To cite this article: Bousquet J, Anto J, Auffray C, Akdis M, Cambon‐Thomsen A, Keil T, Haahtela T, Lambrecht BN, Postma DS, Sunyer J, Valenta R, Akdis CA, Annesi‐Maesano I, Arno A, Bachert C, ...Ballester F, Basagana X, Baumgartner U, Bindslev‐Jensen C, Brunekreef B, Carlsen KH, Chatzi L, Crameri R, Eveno E, Forastiere F, Garcia‐Aymerich J, Guerra S, Hammad H, Heinrich J, Hirsch D, Jacquemin B, Kauffmann F, Kerkhof M, Kogevinas M, Koppelman GH, Kowalski ML, Lau S, Lodrup‐Carlsen KC, Lopez‐Botet M, Lotvall J, Lupinek C, Maier D, Makela MJ, Martinez FD, Mestres J, Momas I, Nawijn MC, Neubauer A, Oddie S, Palkonen S, Pin I, Pison C, Rancé F, Reitamo S, Rial‐Sebbag E, Salapatas M, Siroux V, Smagghe D, Torrent M, Toskala E, van Cauwenberge P, van Oosterhout AJM, Varraso R, von Hertzen L, Wickman M, Wijmenga C, Worm M, Wright J, Zuberbier T. MeDALL (Mechanisms of the Development of ALLergy): an integrated approach from phenotypes to systems medicine.

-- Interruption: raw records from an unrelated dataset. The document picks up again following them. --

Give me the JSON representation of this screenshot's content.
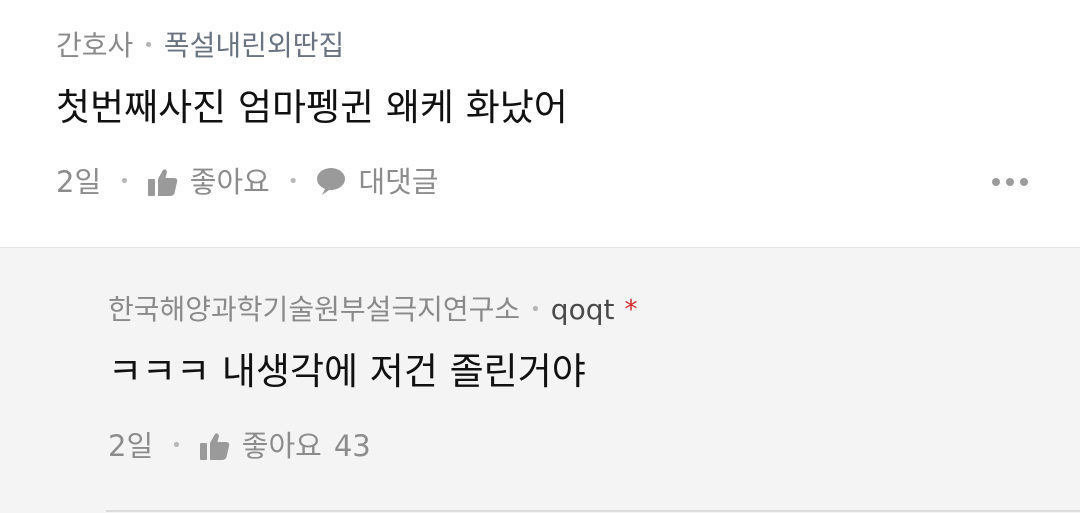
{
  "comment": {
    "author": "간호사",
    "community": "폭설내린외딴집",
    "text": "첫번째사진 엄마펭귄 왜케 화났어",
    "time": "2일",
    "like_label": "좋아요",
    "reply_label": "대댓글",
    "more_icon": "more-horizontal-icon"
  },
  "reply": {
    "author": "한국해양과학기술원부설극지연구소",
    "username": "qoqt",
    "badge": "*",
    "text": "ㅋㅋㅋ 내생각에 저건 졸린거야",
    "time": "2일",
    "like_label": "좋아요",
    "like_count": "43"
  },
  "icons": {
    "like": "thumbs-up-icon",
    "reply": "speech-bubble-icon"
  },
  "colors": {
    "reply_background": "#f4f4f4",
    "star": "#d42a2a"
  }
}
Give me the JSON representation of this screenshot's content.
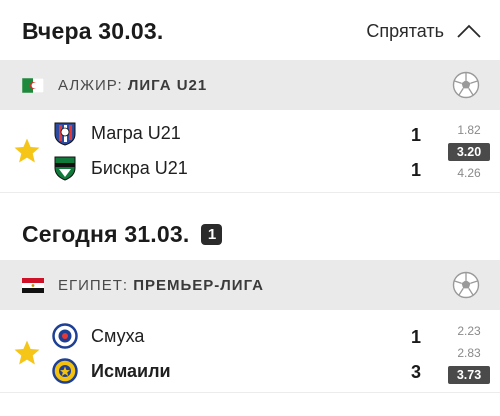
{
  "sections": [
    {
      "day_title": "Вчера 30.03.",
      "hide_label": "Спрятать",
      "league": {
        "country": "АЛЖИР: ",
        "name": "ЛИГА U21"
      },
      "match": {
        "home": {
          "name": "Магра U21",
          "score": "1",
          "bold": false
        },
        "away": {
          "name": "Бискра U21",
          "score": "1",
          "bold": false
        },
        "odds": [
          "1.82",
          "3.20",
          "4.26"
        ],
        "selected_odd_index": 1
      }
    },
    {
      "day_title": "Сегодня 31.03.",
      "badge_count": "1",
      "league": {
        "country": "ЕГИПЕТ: ",
        "name": "ПРЕМЬЕР-ЛИГА"
      },
      "match": {
        "home": {
          "name": "Смуха",
          "score": "1",
          "bold": false
        },
        "away": {
          "name": "Исмаили",
          "score": "3",
          "bold": true
        },
        "odds": [
          "2.23",
          "2.83",
          "3.73"
        ],
        "selected_odd_index": 2
      }
    }
  ],
  "icons": {
    "favorite": "star-icon",
    "sport": "football-icon",
    "collapse": "chevron-up-icon"
  },
  "colors": {
    "star": "#f5c518",
    "league_bar_bg": "#eaeaea",
    "selected_odd_bg": "#4a4a4a"
  }
}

Allergy 2011; 66: 596–604.
The origin of the epidemic of IgE‐associated (allergic) diseases is unclear. MeDALL (Mechanisms of the Development of ALLergy), an FP7 European Union project (No. 264357), aims to generate novel knowledge on the mechanisms of initiation of allergy and to propose early diagnosis, prevention, and targets for therapy. A novel phenotype definition and an integrative translational approach are needed to understand how a network of molecular and environmental factors can lead to complex allergic diseases. A novel, stepwise, large‐scale, and integrative approach will be led by a network of complementary experts in allergy, epidemiology, allergen biochemistry, immunology, molecular biology, epigenetics, functional genomics, bioinformatics, computational and systems biology. The following steps are proposed: (i) Identification of ‘classical’ and ‘novel’ phenotypes in existing birth cohorts; (ii) Building discovery of the relevant mechanisms in IgE‐associated allergic diseases in existing longitudinal birth cohorts and Karelian children; (iii) Validation and redefinition of classical and novel phenotypes of IgE‐associated allergic diseases; and (iv) Translational integration of systems biology outcomes into health care, including societal aspects. MeDALL will lead to: (i) A better understanding of allergic phenotypes, thus expanding current knowledge of the genomic and environmental determinants of allergic diseases in an integrative way; (ii) Novel diagnostic tools for the early diagnosis of allergy, targets for the development of novel treatment modalities, and prevention of allergic diseases; (iii) Improving the health of European citizens as well as increasing the competitiveness and boosting the innovative capacity of Europe, while addressing global health issues and ethical issues.